Two female employees of Prime Minister Scott Morrison's Liberal party said last week they had been raped by the same man in 2019 and 2020.
Both have yet to make a formal police complaint, but Brittany Higgins, who has spoken publicly about her alleged rape, said last week that she would do so, though it is unclear if she has lodged one with police.
Finance Minister Simon Birmingham, who is leading an internal inquiry into workplace culture, said he wanted an investigation that is to be set up next week to be impartial.
"I want complete independence," he told Australian Broadcasting Corp radio. "I want people to have full confidence that this enquiry is genuinely an independent (one)."
The complaint process is expected to be a central element of the investigation, he said, adding, "This is not something that I expect to drag on for weeks."
Fuelling pressure on Morrison, the Australian newspaper published on Monday the account of a third woman, who said she had also been raped by the unnamed former Liberal party worker on the night of June 29 and the morning of June 30 in 2016.

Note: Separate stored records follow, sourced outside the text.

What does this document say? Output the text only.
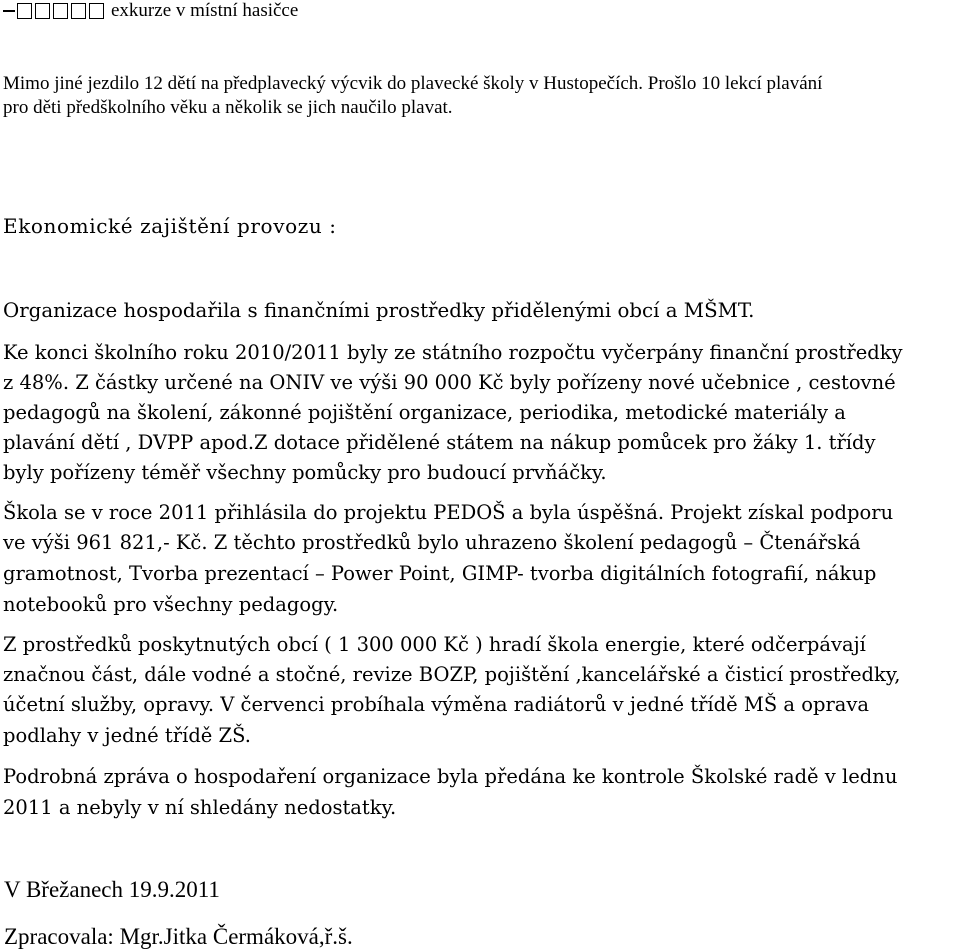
exkurze v místní hasičce
Mimo jiné jezdilo 12 dětí na předplavecký výcvik do plavecké školy v Hustopečích. Prošlo 10 lekcí plavání
pro děti předškolního věku a několik se jich naučilo plavat.
Ekonomické zajištění provozu :
Organizace hospodařila s finančními prostředky přidělenými obcí a MŠMT.
Ke konci školního roku 2010/2011 byly ze státního rozpočtu vyčerpány finanční prostředky
z 48%. Z částky určené na ONIV ve výši 90 000 Kč byly pořízeny nové učebnice , cestovné
pedagogů na školení, zákonné pojištění organizace, periodika, metodické materiály a
plavání dětí , DVPP apod.Z dotace přidělené státem na nákup pomůcek pro žáky 1. třídy
byly pořízeny téměř všechny pomůcky pro budoucí prvňáčky.
Škola se v roce 2011 přihlásila do projektu PEDOŠ a byla úspěšná. Projekt získal podporu
ve výši 961 821,- Kč. Z těchto prostředků bylo uhrazeno školení pedagogů – Čtenářská
gramotnost, Tvorba prezentací – Power Point, GIMP- tvorba digitálních fotografií, nákup
notebooků pro všechny pedagogy.
Z prostředků poskytnutých obcí ( 1 300 000 Kč ) hradí škola energie, které odčerpávají
značnou část, dále vodné a stočné, revize BOZP, pojištění ,kancelářské a čisticí prostředky,
účetní služby, opravy. V červenci probíhala výměna radiátorů v jedné třídě MŠ a oprava
podlahy v jedné třídě ZŠ.
Podrobná zpráva o hospodaření organizace byla předána ke kontrole Školské radě v lednu
2011 a nebyly v ní shledány nedostatky.
V Břežanech 19.9.2011
Zpracovala: Mgr.Jitka Čermáková,ř.š.
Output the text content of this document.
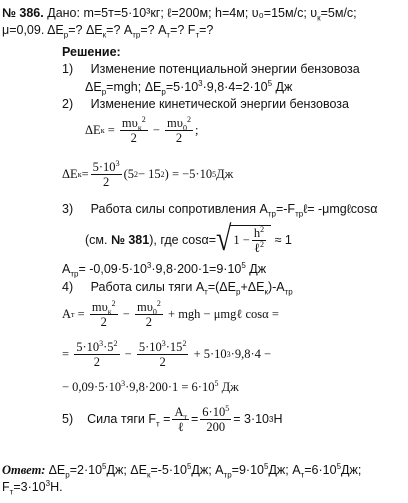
№ 386. Дано: m=5т=5·10³кг; ℓ=200м; h=4м; υ₀=15м/с; $\upsilon_к=5м/с$;
μ=0,09. $\Delta E_р=$? $\Delta E_к=$? $A_{тр}=$? $A_т=$? $F_т=$?
Решение:
1) Изменение потенциальной энергии бензовоза
$\Delta E_р=mgh$; $\Delta E_р=5\cdot 10^3\cdot 9,8\cdot 4=2\cdot 10^5$ Дж
2) Изменение кинетической энергии бензовоза
ΔE $к = \frac{m\upsilon_к^2}{2} - \frac{m\upsilon_0^2}{2}$ ;
ΔE $к = \frac{5\cdot 10^3}{2} (5$ 2 − 15 2 ) = −5·10 5 Дж
3) Работа силы сопротивления $A_{тр}=-F_{тр}\ell=$ -μmgℓcosα
(см. № 381), где cosα= √ $1 - \frac{h^2}{\ell^2} \approx 1$
$A_{тр}= -0,09\cdot 5\cdot 10^3\cdot 9,8\cdot 200\cdot 1=9\cdot 10^5$ Дж
4) Работа силы тяги $A_т=(\Delta E_р+\Delta E_к)-A_{тр}$
A $т = \frac{m\upsilon_к^2}{2} - \frac{m\upsilon_0^2}{2}$ + mgh − μmgℓ cosα =
= $\frac{5\cdot 10^3\cdot 5^2}{2} - \frac{5\cdot 10^3\cdot 15^2}{2} + 5\cdot 10$ 3 ·9,8·4 −
− $0,09\cdot 5\cdot 10^3\cdot 9,8\cdot 200\cdot 1 = 6\cdot 10^5$ Дж
5) Сила тяги $F_т = \frac{A_т}{\text{ℓ}} = \frac{6\cdot 10^5}{200} = 3\cdot 10$ 3 Н
Ответ: $\Delta E_р=2\cdot 10^5Дж$; $\Delta E_к=-5\cdot 10^5Дж$; $A_{тр}=9\cdot 10^5Дж$; $A_т=6\cdot 10^5Дж$;
$F_т=3\cdot 10^3Н$.
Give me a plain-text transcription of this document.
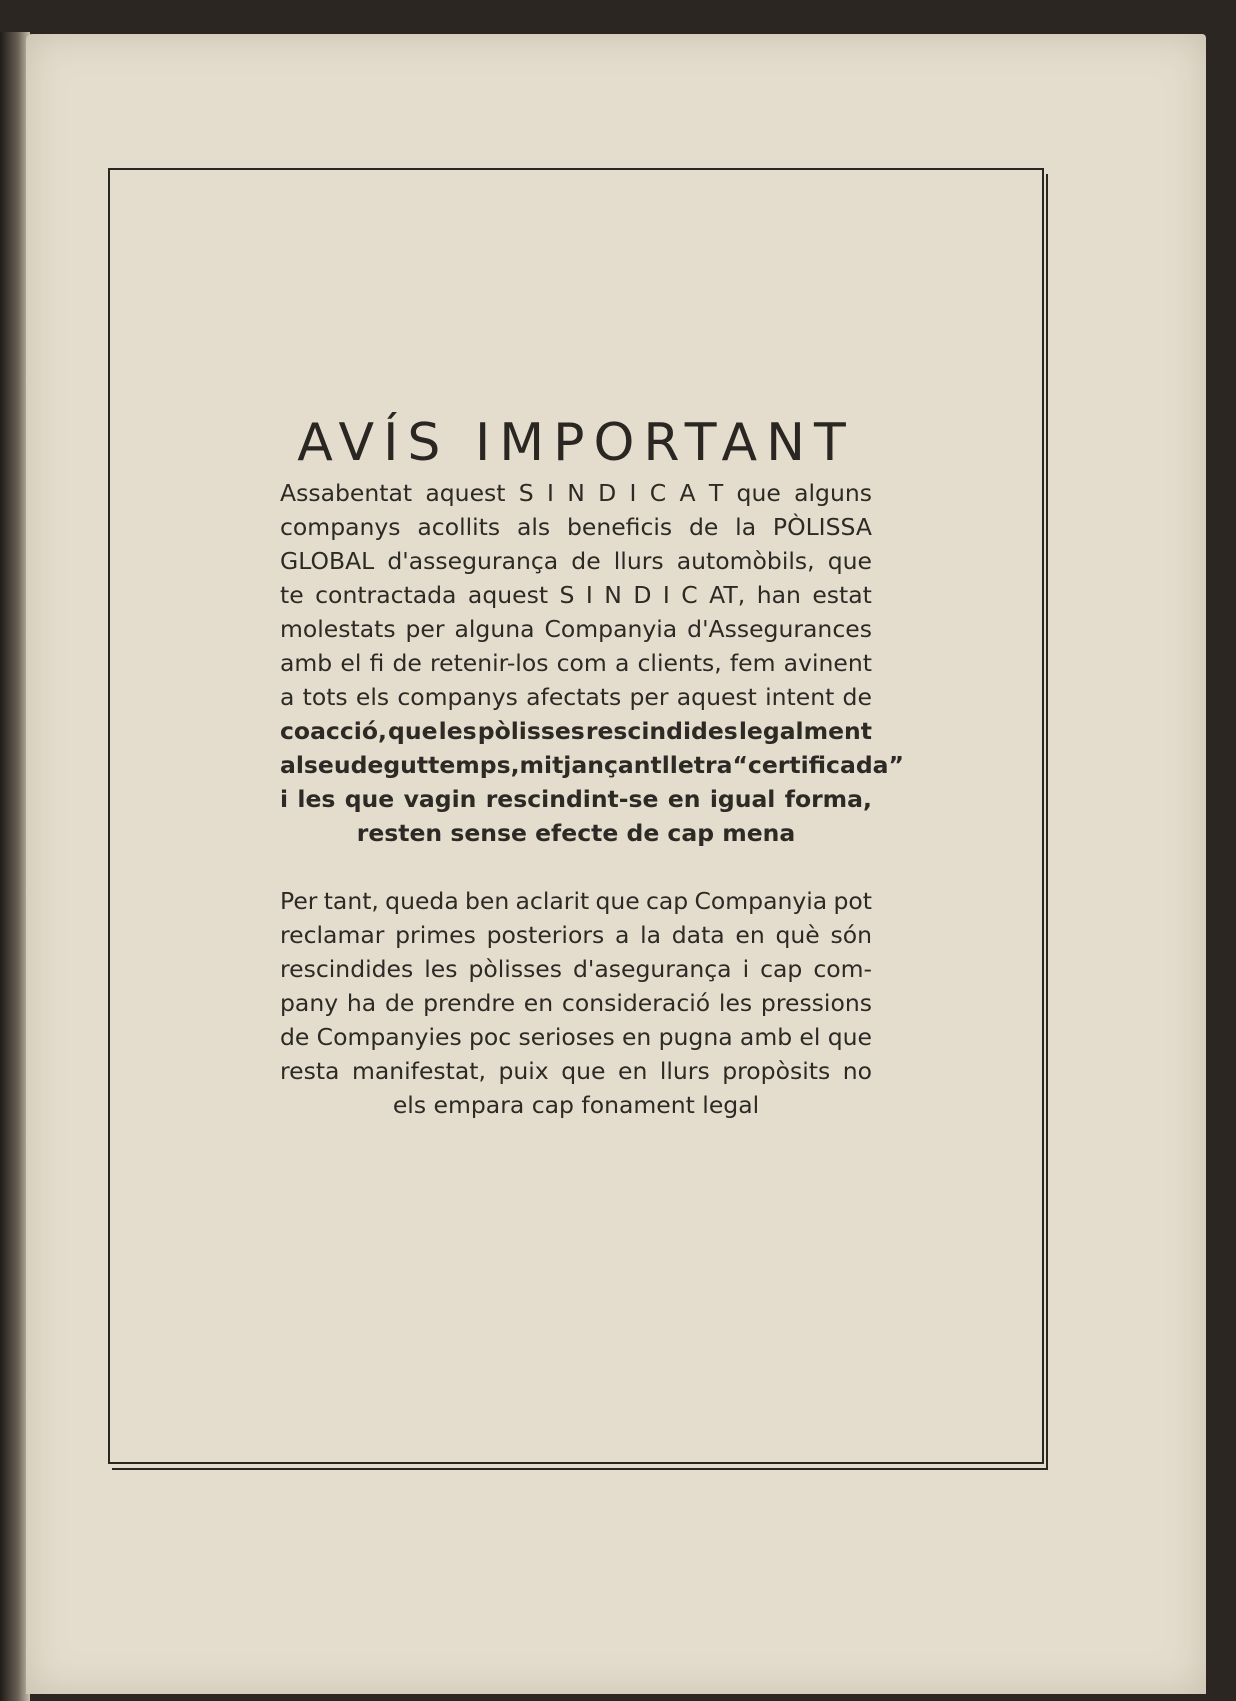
AVÍS IMPORTANT
Assabentat aquest S I N D I C A T que alguns
companys acollits als beneficis de la PÒLISSA
GLOBAL d'assegurança de llurs automòbils, que
te contractada aquest S I N D I C AT, han estat
molestats per alguna Companyia d'Assegurances
amb el fi de retenir-los com a clients, fem avinent
a tots els companys afectats per aquest intent de
coacció, que les pòlisses rescindides legalment
al seu degut temps, mitjançant lletra “certificada”
i les que vagin rescindint-se en igual forma,
resten sense efecte de cap mena
Per tant, queda ben aclarit que cap Companyia pot
reclamar primes posteriors a la data en què són
rescindides les pòlisses d'asegurança i cap com-
pany ha de prendre en consideració les pressions
de Companyies poc serioses en pugna amb el que
resta manifestat, puix que en llurs propòsits no
els empara cap fonament legal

"I believe his actions constitute sexual assault, because he performed or tried to perform sexual acts on me while I was severely intoxicated and unable to provide valid and informed consent," the unidentified woman told the paper.
The incident happened outside parliament, she added.
Already dogged by accusations of improper behaviour towards women, Morrison's Liberals face a barrage of criticism about the way it handled Higgins' internal complaint to Linda Reynolds, who is now defence minister.
Higgins has said she felt pressure not to proceed with a formal complaint for fear of losing her job.
Reynolds last week apologised to Higgins but denied that she or her staff pressured her not to pursue a police complaint.
Morrison said he only learnt of the alleged complaints last week, and has sought to placate public anger with an inquiry.